- College students struggle with unrealistic expectations about the workforce, especially concerning salary.
- Broward College used Emsi data to create career ladders that give students practical expectations and guide them into the labor market.
- The career ladders are especially helpful in directing undecided students, explaining new programs, and preparing a skilled workforce for often overlooked careers.
Problem: Unrealistic $ Expectations
By the time they graduate college, students have typically spent at least 16 years in school. They know what to expect in academia. But they have little knowledge of the workforce—especially when it comes to salary.
Fortin Jean-Pierre, program specialist at Broward College (one of the nation’s top five community colleges according to the 2017 Aspen Prize for Community College Excellence), puts the problem this way: “Too often, the salary that graduates are looking for is just not realistic, given their level of education and experience.”
Nadya Velazquez, HR manager at the Riverside Hotel in Fort Lauderdale, told Jean-Pierre: “A major gap in our recruitment process is that most college graduates tend to have unrealistic desired salaries.
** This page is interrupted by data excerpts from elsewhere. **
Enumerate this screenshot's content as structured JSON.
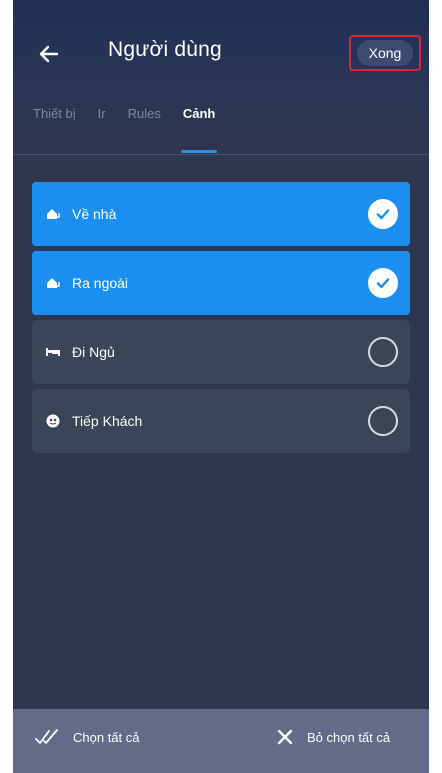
{
  "header": {
    "title": "Người dùng",
    "done_label": "Xong"
  },
  "tabs": [
    {
      "label": "Thiết bị",
      "active": false
    },
    {
      "label": "Ir",
      "active": false
    },
    {
      "label": "Rules",
      "active": false
    },
    {
      "label": "Cảnh",
      "active": true
    }
  ],
  "scenes": [
    {
      "label": "Về nhà",
      "icon": "home-arrow-icon",
      "selected": true
    },
    {
      "label": "Ra ngoài",
      "icon": "home-arrow-icon",
      "selected": true
    },
    {
      "label": "Đi Ngủ",
      "icon": "bed-icon",
      "selected": false
    },
    {
      "label": "Tiếp Khách",
      "icon": "guest-icon",
      "selected": false
    }
  ],
  "bottom": {
    "select_all": "Chọn tất cả",
    "deselect_all": "Bỏ chọn tất cả"
  },
  "colors": {
    "accent": "#1b8ef2",
    "background": "#2f3650",
    "highlight_border": "#d9263a"
  }
}
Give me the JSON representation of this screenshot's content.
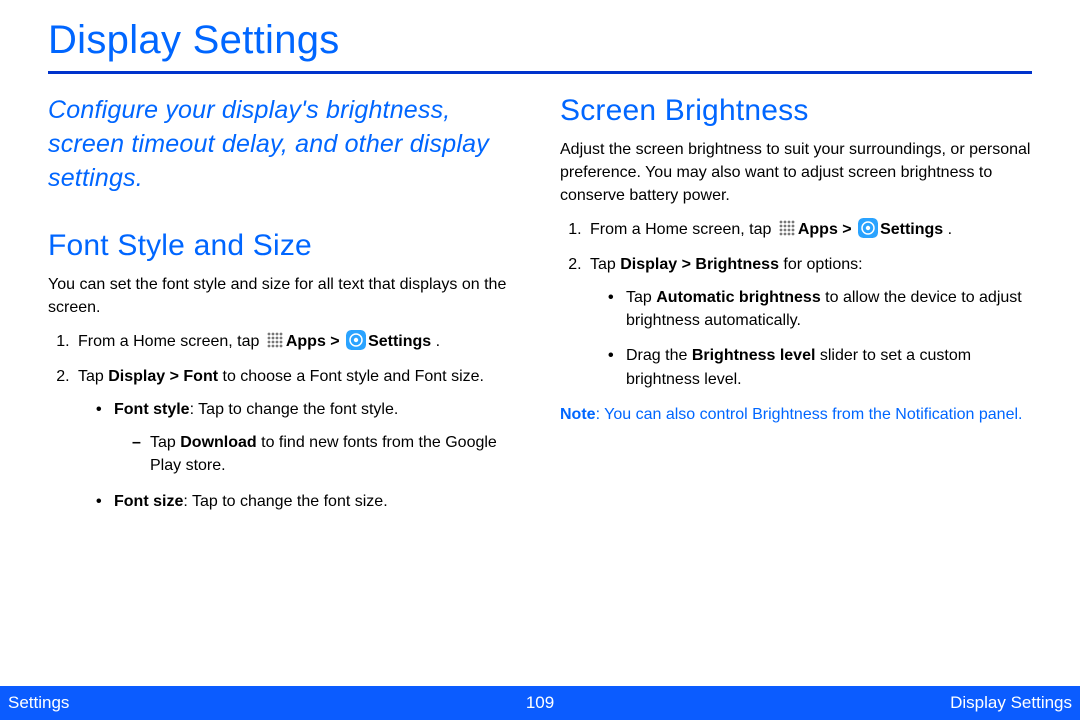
{
  "title": "Display Settings",
  "intro": "Configure your display's brightness, screen timeout delay, and other display settings.",
  "font": {
    "heading": "Font Style and Size",
    "lead": "You can set the font style and size for all text that displays on the screen.",
    "step1_pre": "From a Home screen, tap ",
    "apps_label": "Apps > ",
    "settings_label": "Settings",
    "step1_post": " .",
    "step2_a": "Tap ",
    "step2_b": "Display > Font",
    "step2_c": " to choose a Font style and Font size.",
    "b1_label": "Font style",
    "b1_rest": ": Tap to change the font style.",
    "b1_sub_a": "Tap ",
    "b1_sub_b": "Download",
    "b1_sub_c": " to find new fonts from the Google Play store.",
    "b2_label": "Font size",
    "b2_rest": ": Tap to change the font size."
  },
  "bright": {
    "heading": "Screen Brightness",
    "lead": "Adjust the screen brightness to suit your surroundings, or personal preference. You may also want to adjust screen brightness to conserve battery power.",
    "step1_pre": "From a Home screen, tap ",
    "apps_label": "Apps > ",
    "settings_label": "Settings",
    "step1_post": " .",
    "step2_a": "Tap ",
    "step2_b": "Display > Brightness",
    "step2_c": " for options:",
    "b1_a": "Tap ",
    "b1_b": "Automatic brightness",
    "b1_c": " to allow the device to adjust brightness automatically.",
    "b2_a": "Drag the ",
    "b2_b": "Brightness level",
    "b2_c": " slider to set a custom brightness level.",
    "note_label": "Note",
    "note_rest": ": You can also control Brightness from the Notification panel."
  },
  "footer": {
    "left": "Settings",
    "center": "109",
    "right": "Display Settings"
  }
}
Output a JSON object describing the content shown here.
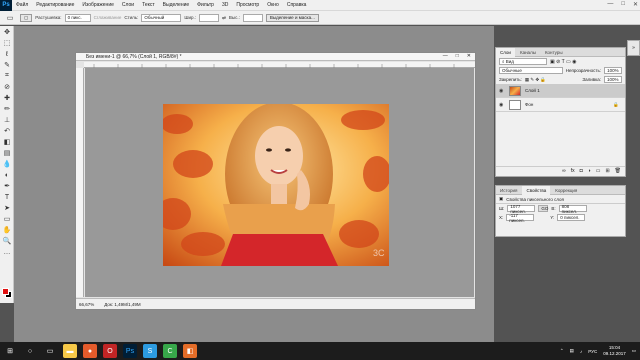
{
  "app": {
    "logo": "Ps"
  },
  "menu": [
    "Файл",
    "Редактирование",
    "Изображение",
    "Слои",
    "Текст",
    "Выделение",
    "Фильтр",
    "3D",
    "Просмотр",
    "Окно",
    "Справка"
  ],
  "window_controls": [
    "—",
    "□",
    "✕"
  ],
  "options": {
    "feather_label": "Растушевка:",
    "feather_value": "0 пикс.",
    "smoothing_label": "Сглаживание",
    "style_label": "Стиль:",
    "style_value": "Обычный",
    "width_label": "Шир.:",
    "height_label": "Выс.:",
    "select_mask_btn": "Выделение и маска..."
  },
  "document": {
    "title": "Без имени-1 @ 66,7% (Слой 1, RGB/8#) *",
    "zoom": "66,67%",
    "doc_info": "Док: 1,49M/1,49M",
    "watermark": "3C"
  },
  "layers_panel": {
    "tabs": [
      "Слои",
      "Каналы",
      "Контуры"
    ],
    "kind_label": "Вид",
    "blend_mode": "Обычные",
    "opacity_label": "Непрозрачность:",
    "opacity_value": "100%",
    "lock_label": "Закрепить:",
    "fill_label": "Заливка:",
    "fill_value": "100%",
    "layers": [
      {
        "name": "Слой 1",
        "selected": true
      },
      {
        "name": "Фон",
        "selected": false
      }
    ]
  },
  "props_panel": {
    "tabs": [
      "История",
      "Свойства",
      "Коррекция"
    ],
    "title": "Свойства пиксельного слоя",
    "w_label": "Ш:",
    "w_value": "1077 пиксел.",
    "h_label": "В:",
    "h_value": "808 пиксел.",
    "x_label": "X:",
    "x_value": "-117 пиксел.",
    "y_label": "Y:",
    "y_value": "0 пиксел.",
    "link_label": "GO"
  },
  "taskbar": {
    "lang": "РУС",
    "time": "15:04",
    "date": "09.12.2017"
  },
  "colors": {
    "foreground": "#e01010",
    "background": "#000000"
  }
}
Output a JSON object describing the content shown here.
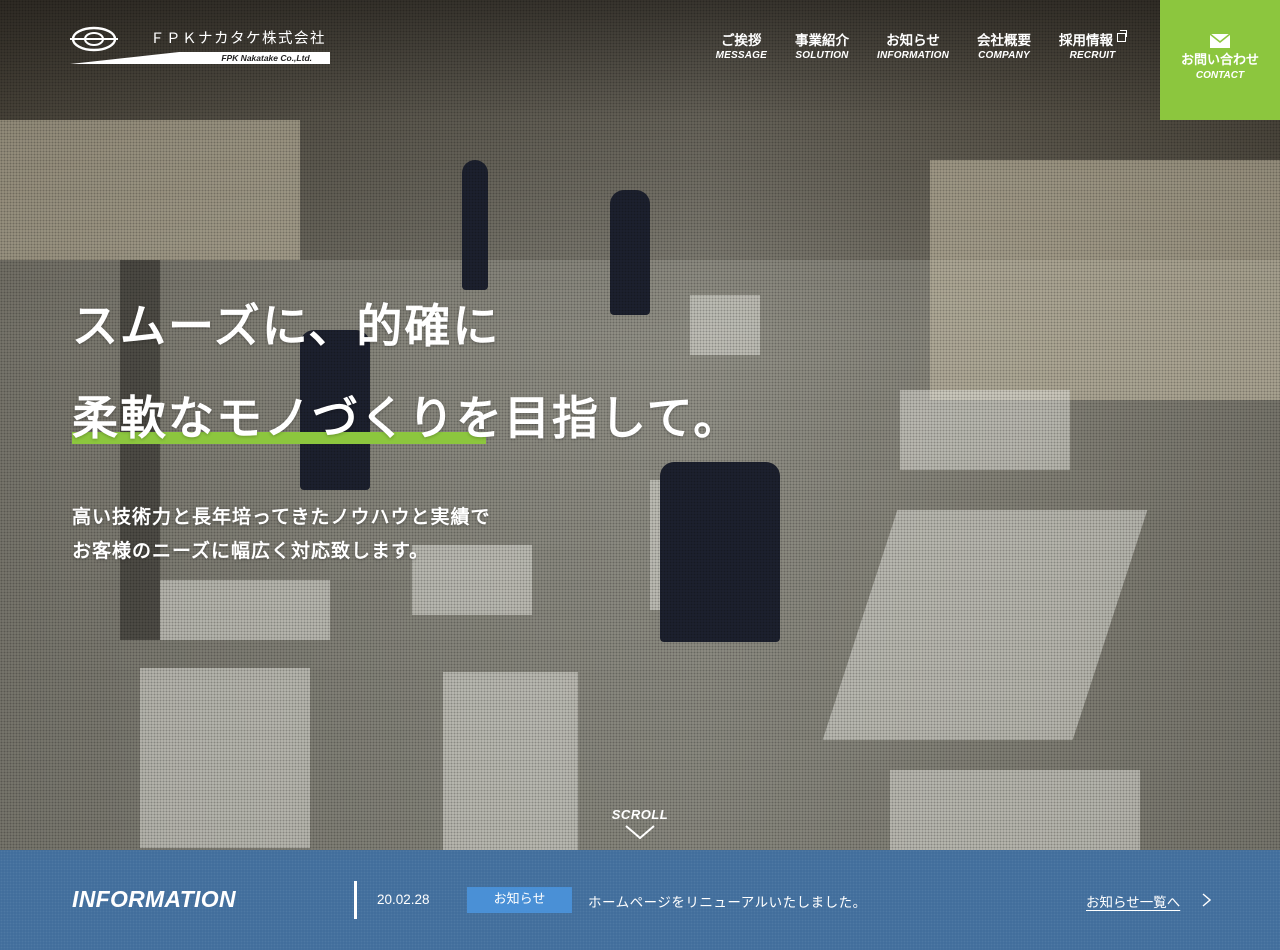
{
  "logo": {
    "name_jp": "ＦＰＫナカタケ株式会社",
    "name_en": "FPK Nakatake Co.,Ltd."
  },
  "nav": {
    "items": [
      {
        "jp": "ご挨拶",
        "en": "MESSAGE"
      },
      {
        "jp": "事業紹介",
        "en": "SOLUTION"
      },
      {
        "jp": "お知らせ",
        "en": "INFORMATION"
      },
      {
        "jp": "会社概要",
        "en": "COMPANY"
      },
      {
        "jp": "採用情報",
        "en": "RECRUIT",
        "external": true
      }
    ],
    "contact": {
      "jp": "お問い合わせ",
      "en": "CONTACT",
      "icon": "mail-icon"
    }
  },
  "hero": {
    "headline_line1": "スムーズに、的確に",
    "headline_line2_highlight": "柔軟なモノづくり",
    "headline_line2_rest": "を目指して。",
    "sub_line1": "高い技術力と長年培ってきたノウハウと実績で",
    "sub_line2": "お客様のニーズに幅広く対応致します。",
    "scroll": "SCROLL",
    "accent_color": "#8cc63e"
  },
  "information": {
    "title": "INFORMATION",
    "date": "20.02.28",
    "category": "お知らせ",
    "text": "ホームページをリニューアルいたしました。",
    "list_link": "お知らせ一覧へ",
    "bar_color": "#3f6c9b",
    "badge_color": "#4a90d6"
  }
}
This puts a strain in our recruitment since we normally eliminate a candidate who is asking for way more than our starting salary for the position they are applying for.”
In other words, graduates inadvertently close the doors that their hard-won educations should be opening.
At Broward College, Jean-Pierre has developed an innovative, fact-driven approach to solve this problem. His solution: career ladders that give students practical expectations and guide them into the labor market, bringing graduate and employer together.
Solution: Career Ladders
Using Emsi data, Jean-Pierre starts by pinpointing the region’s top employers for the occupations relevant to the college’s programs. Then he researches the typical career-paths for those occupations and the average salary ranges for each step of those paths. Using the relationships he has built with the top employers, he reality-checks his research.
Broward College then presents this key workforce information to its students in career ladders that are clear, informative, applicable—but most of all, realistic. The ladders are grouped into eight categories:
- Arts, humanities, communication, design
- Health sciences
- Industry, manufacturing, construction, transportation
- Public safety
- Science, technology, engineering, math
- Social & behavior sciences and human services
When creating a career ladder, Jean-Pierre follows a typical pattern: degree, internship, entry-level positions, mid-level positions, and (for the ambitious) senior- and executive-level positions. These ladders act like maps and not only show students the career trajectories of their degrees, but also allow grant-funders to see the effectivity of their dollars. They make the abstract tangible.
Benefits of Career Ladders
For a college striving to adapt to the changing labor market, a tool that shows the merit of its programs is a boon. Advisors can use these ladders to give students concrete examples of the relationship between the programs the college offers and the careers that await.
“The career ladders show students how the effort they put into their studies today can propel them forward on a clear pathway through which they can achieve their personal and professional goals,” said Ian Ferguson, career and technical education advisor at Broward. “They provide a unique and highly effective visual trajectory for success.”
For senior specialist Suzette Jean-Louis, the career ladders have become her “preferred advising rescue tool” when she’s counseling undecided students.
The ladders are especially helpful in illustrating new, unfamiliar programs, as Jean-Pierre explained. “We can say, ‘This is a new program, these are the occupations you can go into, and these are the salaries for those occupations.’ ”
The career ladder approach also benefits the community by preparing a skilled workforce. “Middle skill jobs require an education beyond high school, but not a bachelor’s degree,” Jean-Pierre said. “That’s where the opportunity is for community colleges. We can help graduates transition to these jobs—some really well-paying jobs. Career ladders bring that to students’ attention. They identify a lot of in-demand jobs that are being overlooked—and help fill them.”
Realistic Expectations = Success
By digging into the data, Jean-Pierre has developed a proactive, rather than a reactive, strategy. He reads the changes in the workforce and stays ahead of the curve. And by making the data approachable, he also makes it effective. Checking students’ expectations allows them to both persevere and succeed. It does not hedge their dreams, but rather shows them the most effective path to accomplish them.
“Our job is to provide students with the right resources to keep them on track and carry them across the finish line,” he said. “Broward College’s career ladders do that.”